I scoffed. “Yeah, but she better go and put some jeans on if she intends on coming with me.”
She stood a little taller gasping far too dramatically and pointing to herself. “Moi?” The playfulness was both sexy and cute, but I didn’t have time, I just wanted to ride, and I wanted to ride with her. I think we could both do with the fresh air and open road.
“Do you wanna go for a ride?” I asked, rolling my eyes when she still didn’t move.
I could tell she was surprised, her eyes growing wide as she looked out past where I was standing at the bottom of the porch to where my bike sat glistening in the afternoon sun. She chewed her lip nervously before a smirk danced across her lips. “A ride, huh?”
I folded my arms across my chest shaking my head in amusement. “You know what I fucking mean, smart ass.”
She chewed her lip. “My mom would murder the both of us. I already had to listen to twenty minutes of ‘reasons I, in no way, shape, or form, would be dating a biker. Ever,’ last night after you left.”
“Come on,” I insisted, acting like I hadn’t even heard her, taking a few steps backward, indicating I might leave without her.
I could see her thinking it over, her eyes looking upward moving from one side to the other as she debated with herself. Her nose crinkled for a moment making her look like a little rabbit before giving way to an impish smile. “Well, I’ve punched a kid in the face and broken my mother’s most prized possession, so why not add biker bitch to the list of juvenile delinquency.”
I smirked. “That’s what I was hoping you’d say.”
Having her arms wrapped around me, and the roar of my Harley beneath us as we were flying down the open road, was like some crazy ass fucking dream I felt like I’d had a million times. Even with her face hidden and pressed against my back, I could still feel how broad her smile was, and the excited way she clutched to me tighter when I twisted the throttle and opened my baby up just a little more.
This was probably a horrible idea. I most likely should have never gone around to her house this afternoon. I should have just left it the hell alone and bugged Leo with fifty questions about how she was. But I didn’t do either. It was like fighting against a fucking magnet. I couldn’t resist the pull. I needed to see her more than my lungs required their next breath of air.
Meyah urgently tapped my stomach, and I instantly began shifting down gears until I was going slow enough to pull to the side of the road. When I finally made it to a stop, I looked over my shoulder to check that she was okay and found her smiling back at me, her eyes bright and sparkling.
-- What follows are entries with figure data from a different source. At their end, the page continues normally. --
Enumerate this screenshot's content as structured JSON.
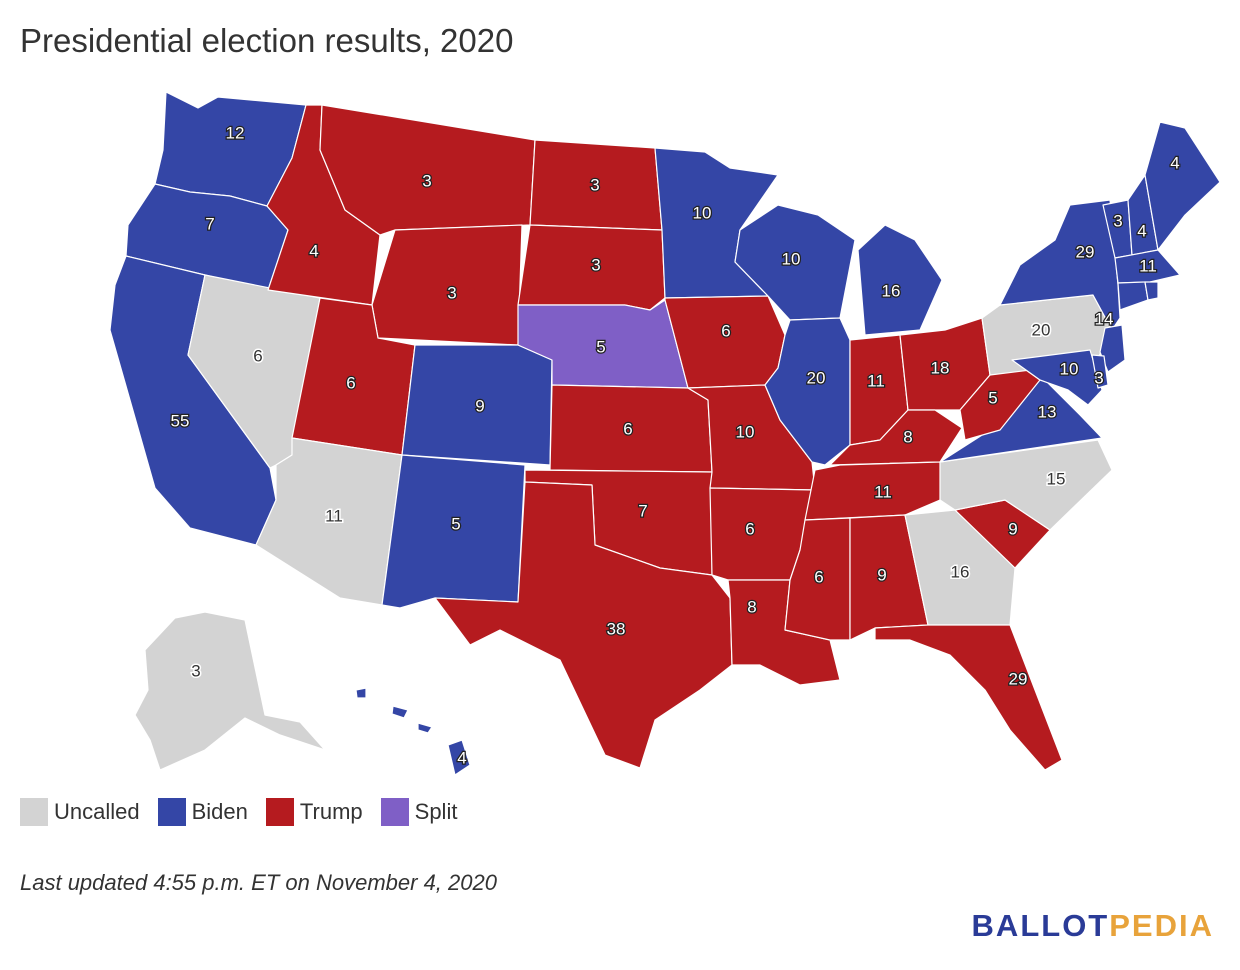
{
  "title": "Presidential election results, 2020",
  "colors": {
    "uncalled": "#d3d3d3",
    "biden": "#3446a6",
    "trump": "#b51b1f",
    "split": "#7f5fc6"
  },
  "legend": [
    {
      "key": "uncalled",
      "label": "Uncalled"
    },
    {
      "key": "biden",
      "label": "Biden"
    },
    {
      "key": "trump",
      "label": "Trump"
    },
    {
      "key": "split",
      "label": "Split"
    }
  ],
  "states": [
    {
      "name": "WA",
      "status": "biden",
      "votes": "12"
    },
    {
      "name": "OR",
      "status": "biden",
      "votes": "7"
    },
    {
      "name": "CA",
      "status": "biden",
      "votes": "55"
    },
    {
      "name": "NV",
      "status": "uncalled",
      "votes": "6"
    },
    {
      "name": "ID",
      "status": "trump",
      "votes": "4"
    },
    {
      "name": "MT",
      "status": "trump",
      "votes": "3"
    },
    {
      "name": "WY",
      "status": "trump",
      "votes": "3"
    },
    {
      "name": "UT",
      "status": "trump",
      "votes": "6"
    },
    {
      "name": "AZ",
      "status": "uncalled",
      "votes": "11"
    },
    {
      "name": "CO",
      "status": "biden",
      "votes": "9"
    },
    {
      "name": "NM",
      "status": "biden",
      "votes": "5"
    },
    {
      "name": "ND",
      "status": "trump",
      "votes": "3"
    },
    {
      "name": "SD",
      "status": "trump",
      "votes": "3"
    },
    {
      "name": "NE",
      "status": "split",
      "votes": "5"
    },
    {
      "name": "KS",
      "status": "trump",
      "votes": "6"
    },
    {
      "name": "OK",
      "status": "trump",
      "votes": "7"
    },
    {
      "name": "TX",
      "status": "trump",
      "votes": "38"
    },
    {
      "name": "MN",
      "status": "biden",
      "votes": "10"
    },
    {
      "name": "IA",
      "status": "trump",
      "votes": "6"
    },
    {
      "name": "MO",
      "status": "trump",
      "votes": "10"
    },
    {
      "name": "AR",
      "status": "trump",
      "votes": "6"
    },
    {
      "name": "LA",
      "status": "trump",
      "votes": "8"
    },
    {
      "name": "WI",
      "status": "biden",
      "votes": "10"
    },
    {
      "name": "IL",
      "status": "biden",
      "votes": "20"
    },
    {
      "name": "MI",
      "status": "biden",
      "votes": "16"
    },
    {
      "name": "IN",
      "status": "trump",
      "votes": "11"
    },
    {
      "name": "OH",
      "status": "trump",
      "votes": "18"
    },
    {
      "name": "KY",
      "status": "trump",
      "votes": "8"
    },
    {
      "name": "TN",
      "status": "trump",
      "votes": "11"
    },
    {
      "name": "MS",
      "status": "trump",
      "votes": "6"
    },
    {
      "name": "AL",
      "status": "trump",
      "votes": "9"
    },
    {
      "name": "GA",
      "status": "uncalled",
      "votes": "16"
    },
    {
      "name": "FL",
      "status": "trump",
      "votes": "29"
    },
    {
      "name": "SC",
      "status": "trump",
      "votes": "9"
    },
    {
      "name": "NC",
      "status": "uncalled",
      "votes": "15"
    },
    {
      "name": "VA",
      "status": "biden",
      "votes": "13"
    },
    {
      "name": "WV",
      "status": "trump",
      "votes": "5"
    },
    {
      "name": "PA",
      "status": "uncalled",
      "votes": "20"
    },
    {
      "name": "NY",
      "status": "biden",
      "votes": "29"
    },
    {
      "name": "VT",
      "status": "biden",
      "votes": "3"
    },
    {
      "name": "NH",
      "status": "biden",
      "votes": "4"
    },
    {
      "name": "ME",
      "status": "biden",
      "votes": "4"
    },
    {
      "name": "MA",
      "status": "biden",
      "votes": "11"
    },
    {
      "name": "NJ",
      "status": "biden",
      "votes": "14"
    },
    {
      "name": "MD",
      "status": "biden",
      "votes": "10"
    },
    {
      "name": "DE",
      "status": "biden",
      "votes": "3"
    },
    {
      "name": "CT",
      "status": "biden",
      "votes": ""
    },
    {
      "name": "RI",
      "status": "biden",
      "votes": ""
    },
    {
      "name": "AK",
      "status": "uncalled",
      "votes": "3"
    },
    {
      "name": "HI",
      "status": "biden",
      "votes": "4"
    }
  ],
  "footnote": "Last updated 4:55 p.m. ET on November 4, 2020",
  "brand": {
    "ballot": "BALLOT",
    "pedia": "PEDIA",
    "ballot_color": "#2a3b97",
    "pedia_color": "#e8a33b"
  }
}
“Can you go back to the bridge back there,” she called over the low rumble of the motor.
There was no fucking way I was going to say no to that face, responding with a sharp nod and checking the road before pulling a U-turn and heading back a couple of hundred feet to where there was a small bridge over a slow running river. Pulling my ride into a small gravel area just off to the side, I kicked the stand down and switched off the motor.
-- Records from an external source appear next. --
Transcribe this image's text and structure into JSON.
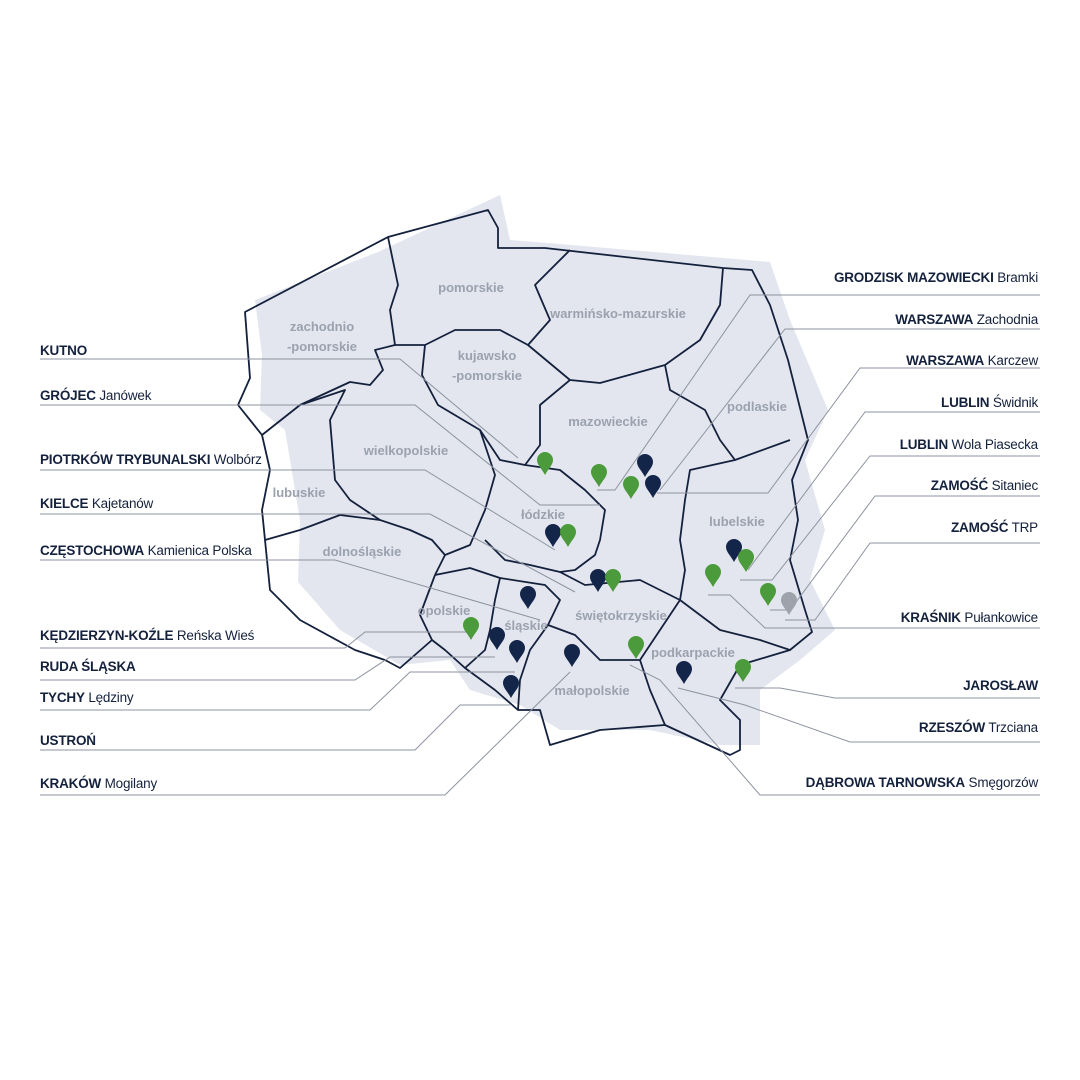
{
  "regions": [
    "pomorskie",
    "zachodnio",
    "-pomorskie",
    "warmińsko-mazurskie",
    "kujawsko",
    "-pomorskie",
    "podlaskie",
    "mazowieckie",
    "wielkopolskie",
    "lubuskie",
    "łódzkie",
    "lubelskie",
    "dolnośląskie",
    "opolskie",
    "śląskie",
    "świętokrzyskie",
    "podkarpackie",
    "małopolskie"
  ],
  "left_labels": [
    {
      "city": "KUTNO",
      "place": ""
    },
    {
      "city": "GRÓJEC",
      "place": "Janówek"
    },
    {
      "city": "PIOTRKÓW TRYBUNALSKI",
      "place": "Wolbórz"
    },
    {
      "city": "KIELCE",
      "place": "Kajetanów"
    },
    {
      "city": "CZĘSTOCHOWA",
      "place": "Kamienica Polska"
    },
    {
      "city": "KĘDZIERZYN-KOŹLE",
      "place": "Reńska Wieś"
    },
    {
      "city": "RUDA ŚLĄSKA",
      "place": ""
    },
    {
      "city": "TYCHY",
      "place": "Lędziny"
    },
    {
      "city": "USTROŃ",
      "place": ""
    },
    {
      "city": "KRAKÓW",
      "place": "Mogilany"
    }
  ],
  "right_labels": [
    {
      "city": "GRODZISK MAZOWIECKI",
      "place": "Bramki"
    },
    {
      "city": "WARSZAWA",
      "place": "Zachodnia"
    },
    {
      "city": "WARSZAWA",
      "place": "Karczew"
    },
    {
      "city": "LUBLIN",
      "place": "Świdnik"
    },
    {
      "city": "LUBLIN",
      "place": "Wola Piasecka"
    },
    {
      "city": "ZAMOŚĆ",
      "place": "Sitaniec"
    },
    {
      "city": "ZAMOŚĆ",
      "place": "TRP"
    },
    {
      "city": "KRAŚNIK",
      "place": "Pułankowice"
    },
    {
      "city": "JAROSŁAW",
      "place": ""
    },
    {
      "city": "RZESZÓW",
      "place": "Trzciana"
    },
    {
      "city": "DĄBROWA TARNOWSKA",
      "place": "Smęgorzów"
    }
  ],
  "colors": {
    "navy": "#14254a",
    "green": "#4b9a3b",
    "gray": "#9ea3ab",
    "land": "#e3e6ee",
    "leader": "#8d93a0"
  }
}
Meyah eagerly placed her hand on my shoulder and hefted herself off the back like she’d been doing it for fucking years. I guess she’d been around the club enough to see the old ladies climb on and off the back of their men’s bikes, that she’d studied the technique down to a tee.
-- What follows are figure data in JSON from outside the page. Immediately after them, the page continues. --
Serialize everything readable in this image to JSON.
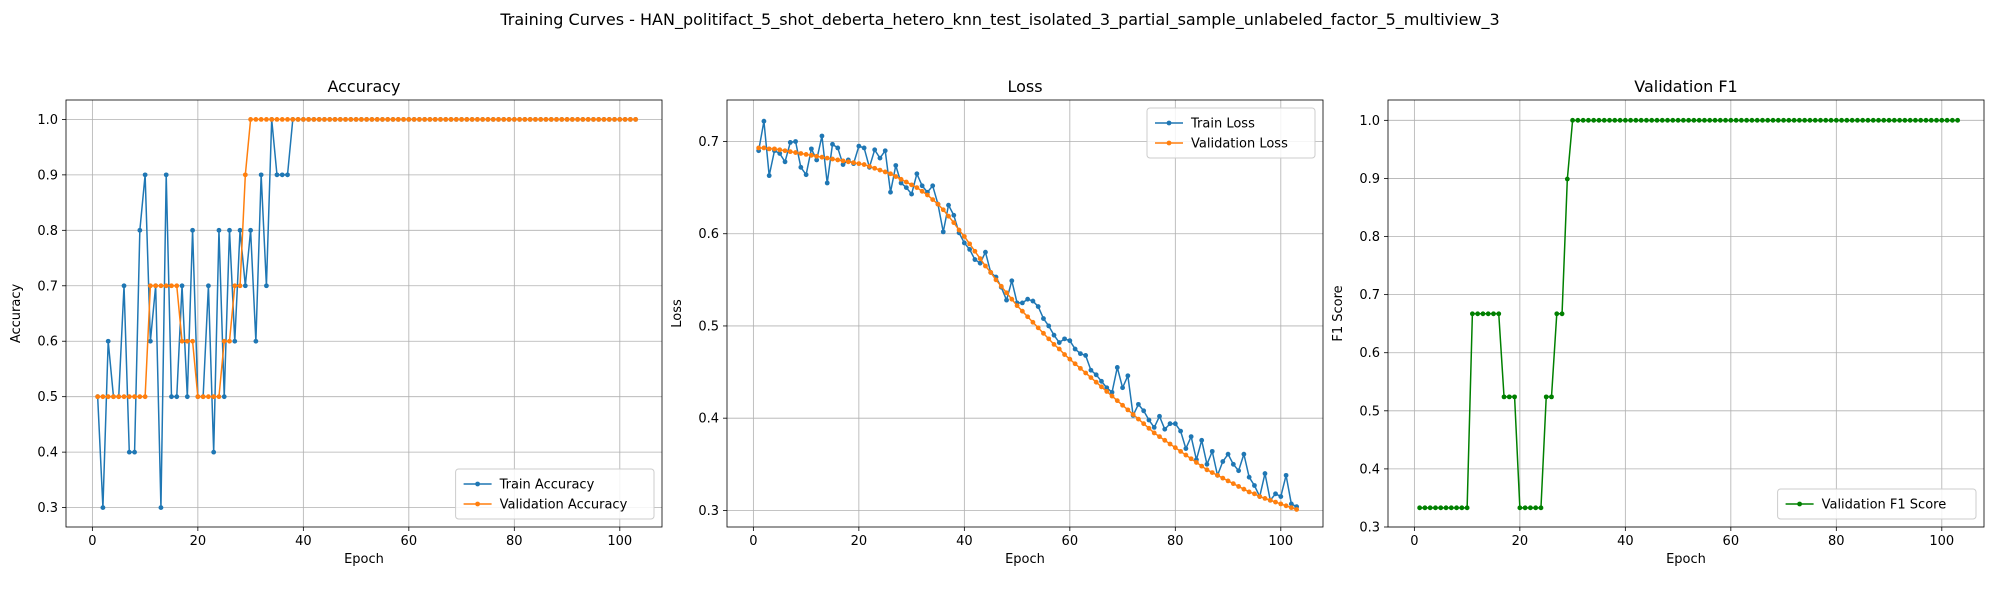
{
  "figure": {
    "suptitle": "Training Curves - HAN_politifact_5_shot_deberta_hetero_knn_test_isolated_3_partial_sample_unlabeled_factor_5_multiview_3"
  },
  "colors": {
    "blue": "#1f77b4",
    "orange": "#ff7f0e",
    "green": "#008000",
    "grid": "#b0b0b0"
  },
  "chart_data": [
    {
      "type": "line",
      "title": "Accuracy",
      "xlabel": "Epoch",
      "ylabel": "Accuracy",
      "xlim": [
        -5,
        108
      ],
      "ylim": [
        0.265,
        1.035
      ],
      "xticks": [
        0,
        20,
        40,
        60,
        80,
        100
      ],
      "yticks": [
        0.3,
        0.4,
        0.5,
        0.6,
        0.7,
        0.8,
        0.9,
        1.0
      ],
      "ytick_labels": [
        "0.3",
        "0.4",
        "0.5",
        "0.6",
        "0.7",
        "0.8",
        "0.9",
        "1.0"
      ],
      "grid": true,
      "legend_position": "lower right",
      "epochs": {
        "start": 1,
        "end": 103
      },
      "series": [
        {
          "name": "Train Accuracy",
          "color": "#1f77b4",
          "values": [
            0.5,
            0.3,
            0.6,
            0.5,
            0.5,
            0.7,
            0.4,
            0.4,
            0.8,
            0.9,
            0.6,
            0.7,
            0.3,
            0.9,
            0.5,
            0.5,
            0.7,
            0.5,
            0.8,
            0.5,
            0.5,
            0.7,
            0.4,
            0.8,
            0.5,
            0.8,
            0.6,
            0.8,
            0.7,
            0.8,
            0.6,
            0.9,
            0.7,
            1.0,
            0.9,
            0.9,
            0.9,
            1.0,
            1.0,
            1.0,
            1.0,
            1.0,
            1.0,
            1.0,
            1.0,
            1.0,
            1.0,
            1.0,
            1.0,
            1.0,
            1.0,
            1.0,
            1.0,
            1.0,
            1.0,
            1.0,
            1.0,
            1.0,
            1.0,
            1.0,
            1.0,
            1.0,
            1.0,
            1.0,
            1.0,
            1.0,
            1.0,
            1.0,
            1.0,
            1.0,
            1.0,
            1.0,
            1.0,
            1.0,
            1.0,
            1.0,
            1.0,
            1.0,
            1.0,
            1.0,
            1.0,
            1.0,
            1.0,
            1.0,
            1.0,
            1.0,
            1.0,
            1.0,
            1.0,
            1.0,
            1.0,
            1.0,
            1.0,
            1.0,
            1.0,
            1.0,
            1.0,
            1.0,
            1.0,
            1.0,
            1.0,
            1.0,
            1.0
          ]
        },
        {
          "name": "Validation Accuracy",
          "color": "#ff7f0e",
          "values": [
            0.5,
            0.5,
            0.5,
            0.5,
            0.5,
            0.5,
            0.5,
            0.5,
            0.5,
            0.5,
            0.7,
            0.7,
            0.7,
            0.7,
            0.7,
            0.7,
            0.6,
            0.6,
            0.6,
            0.5,
            0.5,
            0.5,
            0.5,
            0.5,
            0.6,
            0.6,
            0.7,
            0.7,
            0.9,
            1.0,
            1.0,
            1.0,
            1.0,
            1.0,
            1.0,
            1.0,
            1.0,
            1.0,
            1.0,
            1.0,
            1.0,
            1.0,
            1.0,
            1.0,
            1.0,
            1.0,
            1.0,
            1.0,
            1.0,
            1.0,
            1.0,
            1.0,
            1.0,
            1.0,
            1.0,
            1.0,
            1.0,
            1.0,
            1.0,
            1.0,
            1.0,
            1.0,
            1.0,
            1.0,
            1.0,
            1.0,
            1.0,
            1.0,
            1.0,
            1.0,
            1.0,
            1.0,
            1.0,
            1.0,
            1.0,
            1.0,
            1.0,
            1.0,
            1.0,
            1.0,
            1.0,
            1.0,
            1.0,
            1.0,
            1.0,
            1.0,
            1.0,
            1.0,
            1.0,
            1.0,
            1.0,
            1.0,
            1.0,
            1.0,
            1.0,
            1.0,
            1.0,
            1.0,
            1.0,
            1.0,
            1.0,
            1.0,
            1.0
          ]
        }
      ]
    },
    {
      "type": "line",
      "title": "Loss",
      "xlabel": "Epoch",
      "ylabel": "Loss",
      "xlim": [
        -5,
        108
      ],
      "ylim": [
        0.282,
        0.745
      ],
      "xticks": [
        0,
        20,
        40,
        60,
        80,
        100
      ],
      "yticks": [
        0.3,
        0.4,
        0.5,
        0.6,
        0.7
      ],
      "ytick_labels": [
        "0.3",
        "0.4",
        "0.5",
        "0.6",
        "0.7"
      ],
      "grid": true,
      "legend_position": "upper right",
      "epochs": {
        "start": 1,
        "end": 103
      },
      "series": [
        {
          "name": "Train Loss",
          "color": "#1f77b4",
          "values": [
            0.69,
            0.722,
            0.663,
            0.69,
            0.687,
            0.678,
            0.699,
            0.7,
            0.672,
            0.664,
            0.692,
            0.68,
            0.706,
            0.655,
            0.697,
            0.693,
            0.675,
            0.68,
            0.676,
            0.695,
            0.693,
            0.672,
            0.691,
            0.682,
            0.69,
            0.645,
            0.674,
            0.655,
            0.65,
            0.643,
            0.665,
            0.652,
            0.645,
            0.652,
            0.632,
            0.602,
            0.631,
            0.62,
            0.601,
            0.59,
            0.583,
            0.572,
            0.568,
            0.58,
            0.558,
            0.553,
            0.542,
            0.528,
            0.549,
            0.525,
            0.525,
            0.529,
            0.527,
            0.521,
            0.508,
            0.5,
            0.49,
            0.482,
            0.486,
            0.484,
            0.475,
            0.47,
            0.468,
            0.452,
            0.447,
            0.44,
            0.433,
            0.428,
            0.455,
            0.433,
            0.446,
            0.403,
            0.415,
            0.408,
            0.398,
            0.39,
            0.402,
            0.388,
            0.394,
            0.394,
            0.386,
            0.367,
            0.38,
            0.355,
            0.376,
            0.35,
            0.364,
            0.338,
            0.353,
            0.361,
            0.35,
            0.343,
            0.361,
            0.336,
            0.327,
            0.315,
            0.34,
            0.311,
            0.318,
            0.315,
            0.338,
            0.307,
            0.304
          ]
        },
        {
          "name": "Validation Loss",
          "color": "#ff7f0e",
          "values": [
            0.693,
            0.693,
            0.692,
            0.692,
            0.691,
            0.69,
            0.689,
            0.688,
            0.687,
            0.686,
            0.685,
            0.684,
            0.683,
            0.682,
            0.681,
            0.68,
            0.679,
            0.678,
            0.677,
            0.676,
            0.675,
            0.673,
            0.671,
            0.669,
            0.667,
            0.665,
            0.662,
            0.659,
            0.656,
            0.653,
            0.65,
            0.646,
            0.642,
            0.637,
            0.632,
            0.626,
            0.619,
            0.612,
            0.604,
            0.597,
            0.589,
            0.581,
            0.573,
            0.565,
            0.558,
            0.55,
            0.543,
            0.536,
            0.529,
            0.522,
            0.516,
            0.51,
            0.504,
            0.498,
            0.492,
            0.486,
            0.48,
            0.475,
            0.469,
            0.464,
            0.459,
            0.454,
            0.449,
            0.444,
            0.439,
            0.434,
            0.429,
            0.424,
            0.419,
            0.414,
            0.409,
            0.404,
            0.399,
            0.394,
            0.389,
            0.384,
            0.38,
            0.376,
            0.372,
            0.368,
            0.364,
            0.36,
            0.356,
            0.352,
            0.348,
            0.344,
            0.341,
            0.338,
            0.335,
            0.332,
            0.329,
            0.326,
            0.323,
            0.32,
            0.318,
            0.315,
            0.313,
            0.311,
            0.309,
            0.307,
            0.305,
            0.303,
            0.301
          ]
        }
      ]
    },
    {
      "type": "line",
      "title": "Validation F1",
      "xlabel": "Epoch",
      "ylabel": "F1 Score",
      "xlim": [
        -5,
        108
      ],
      "ylim": [
        0.3,
        1.035
      ],
      "xticks": [
        0,
        20,
        40,
        60,
        80,
        100
      ],
      "yticks": [
        0.3,
        0.4,
        0.5,
        0.6,
        0.7,
        0.8,
        0.9,
        1.0
      ],
      "ytick_labels": [
        "0.3",
        "0.4",
        "0.5",
        "0.6",
        "0.7",
        "0.8",
        "0.9",
        "1.0"
      ],
      "grid": true,
      "legend_position": "lower right",
      "epochs": {
        "start": 1,
        "end": 103
      },
      "series": [
        {
          "name": "Validation F1 Score",
          "color": "#008000",
          "values": [
            0.333,
            0.333,
            0.333,
            0.333,
            0.333,
            0.333,
            0.333,
            0.333,
            0.333,
            0.333,
            0.667,
            0.667,
            0.667,
            0.667,
            0.667,
            0.667,
            0.524,
            0.524,
            0.524,
            0.333,
            0.333,
            0.333,
            0.333,
            0.333,
            0.524,
            0.524,
            0.667,
            0.667,
            0.899,
            1.0,
            1.0,
            1.0,
            1.0,
            1.0,
            1.0,
            1.0,
            1.0,
            1.0,
            1.0,
            1.0,
            1.0,
            1.0,
            1.0,
            1.0,
            1.0,
            1.0,
            1.0,
            1.0,
            1.0,
            1.0,
            1.0,
            1.0,
            1.0,
            1.0,
            1.0,
            1.0,
            1.0,
            1.0,
            1.0,
            1.0,
            1.0,
            1.0,
            1.0,
            1.0,
            1.0,
            1.0,
            1.0,
            1.0,
            1.0,
            1.0,
            1.0,
            1.0,
            1.0,
            1.0,
            1.0,
            1.0,
            1.0,
            1.0,
            1.0,
            1.0,
            1.0,
            1.0,
            1.0,
            1.0,
            1.0,
            1.0,
            1.0,
            1.0,
            1.0,
            1.0,
            1.0,
            1.0,
            1.0,
            1.0,
            1.0,
            1.0,
            1.0,
            1.0,
            1.0,
            1.0,
            1.0,
            1.0,
            1.0
          ]
        }
      ]
    }
  ]
}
I lifted my sunglass onto the top of my head and tugged my bandana down around my neck to free my mouth. I only ever carried one helmet with me—something that I might reconsider very soon—so I’d given it to Meyah and chosen to protect her first.
She placed the helmet on the back of my bike before rushing over to the edge of the gravel and looking over the edge which was covered in trees and brush down to the stream below. Climbing off my ride, not wanting to miss the excitement that was bubbling all around her, I followed behind her.
“When I was younger, I used to ride horses here,” she explained as her eyes roamed the obvious horse trail that ran alongside the river. “Sulphur Creek trails were like my favorite place to be. I had a heap of friends who I would come out here with every other weekend. Sometimes we’d even camp up at the trail entrance so we could get up early and ride all day.”